Üzerimdeki uyuşukluğu nasıl atabilirim?
Ben 26 yaşında bir bayanım. Yaşım ilerledikçe ibadetlerime daha sıkı sarılmam gerekirken, çok fazla uzaklaşma oldu. Eskisi gibi olmak istiyorum. Üstümde bir uyuşukluk, gönülsüzlük var, atamıyorum. Nedenini biraz biliyorum, "vesveseden kaynaklanıyor" diye düşünüyorum. Bu vesvese belası beni o kadar kötü, asi yaptı ki anlatamam. Her işi eksik yapmışım gibi düşünüyorum. Hayatımdaki ibadet eksikliği, günlük yaşantıma çok fazla yansıyor, gergin olmama neden oluyor. Neler tavsiye edersiniz? (Sonbahar)

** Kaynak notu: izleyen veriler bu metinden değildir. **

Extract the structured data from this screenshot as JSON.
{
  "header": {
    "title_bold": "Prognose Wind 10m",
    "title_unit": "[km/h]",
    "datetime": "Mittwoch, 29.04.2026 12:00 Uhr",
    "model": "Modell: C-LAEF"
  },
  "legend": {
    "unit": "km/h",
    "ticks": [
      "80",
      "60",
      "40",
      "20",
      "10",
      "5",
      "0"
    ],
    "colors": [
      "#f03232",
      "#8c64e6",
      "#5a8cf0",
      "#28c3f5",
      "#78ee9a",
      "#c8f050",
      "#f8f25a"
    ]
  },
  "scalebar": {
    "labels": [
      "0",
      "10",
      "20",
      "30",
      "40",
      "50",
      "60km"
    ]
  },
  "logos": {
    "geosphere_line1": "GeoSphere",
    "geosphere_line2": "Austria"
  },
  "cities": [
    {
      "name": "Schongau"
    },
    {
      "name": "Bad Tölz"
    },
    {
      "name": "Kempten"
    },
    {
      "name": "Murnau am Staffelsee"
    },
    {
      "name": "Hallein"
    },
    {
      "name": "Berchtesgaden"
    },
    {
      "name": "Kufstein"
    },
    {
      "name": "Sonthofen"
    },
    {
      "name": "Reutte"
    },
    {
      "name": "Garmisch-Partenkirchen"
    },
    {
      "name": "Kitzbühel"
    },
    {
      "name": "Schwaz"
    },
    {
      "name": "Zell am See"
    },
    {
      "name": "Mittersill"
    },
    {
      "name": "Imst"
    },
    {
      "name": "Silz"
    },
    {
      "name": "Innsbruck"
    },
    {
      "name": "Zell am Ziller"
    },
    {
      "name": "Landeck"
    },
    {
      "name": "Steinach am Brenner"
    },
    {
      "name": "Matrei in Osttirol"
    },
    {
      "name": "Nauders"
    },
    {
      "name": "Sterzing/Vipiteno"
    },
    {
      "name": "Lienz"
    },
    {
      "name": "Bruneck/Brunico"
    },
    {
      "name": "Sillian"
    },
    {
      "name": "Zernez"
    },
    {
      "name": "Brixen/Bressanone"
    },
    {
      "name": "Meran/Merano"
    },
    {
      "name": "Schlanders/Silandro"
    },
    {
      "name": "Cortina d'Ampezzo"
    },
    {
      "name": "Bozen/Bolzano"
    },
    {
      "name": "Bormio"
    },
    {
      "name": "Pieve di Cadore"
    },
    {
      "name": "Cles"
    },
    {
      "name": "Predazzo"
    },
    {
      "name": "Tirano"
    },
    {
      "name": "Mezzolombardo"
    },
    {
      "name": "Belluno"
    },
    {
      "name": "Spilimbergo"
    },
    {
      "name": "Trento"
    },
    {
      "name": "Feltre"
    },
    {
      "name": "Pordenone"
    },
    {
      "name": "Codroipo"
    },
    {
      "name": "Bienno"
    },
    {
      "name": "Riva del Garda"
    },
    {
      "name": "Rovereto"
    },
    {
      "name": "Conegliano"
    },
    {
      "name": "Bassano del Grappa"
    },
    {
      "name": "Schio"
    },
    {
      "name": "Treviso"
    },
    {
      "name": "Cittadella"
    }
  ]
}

Tek tavsiyem, vesveseyi kendinizden bilmeyin, dıştan gelen bir müdahale olarak görün. Kalbinize, beyninize hükmetmek isteyen o sinsi düşman sizi ablukası/ kumandası altına almaya çalışıyor. Yaratıcıyla yakınlığınızı kıskanıyor, kalben beslenmenizi, ruhen yücelmenizi, aklen gelişmenizi istemiyor. Çünkü ibadet kul ile Allah arasında bir bağlantı ve ilişkidir. Kulun Rabbiyle birliktelik kurmasıdır. Onun önünde, huzurunda ve karşısında eğilerek, secdeye vararak özgürlüğün tadını çıkarmasıdır. Fakat şeytan araya girip parazit yaparak sizi kendi esareti altına almak ve kendine bağlamak için her tür hileyi ve tuzağı kuruyor. Sizi ibadetten, duadan ve secdeden uzak tutmak istiyor. Vesvesenin mahiyetini anlamak, çıkış çarelerini öğrenmek için "Vesvese, Sebepleri ve Kurtuluş Yolları" isimli kitabımızı ders çalışır, sınava hazırlanır gibi okursanız çok büyük fayda görürsünüz.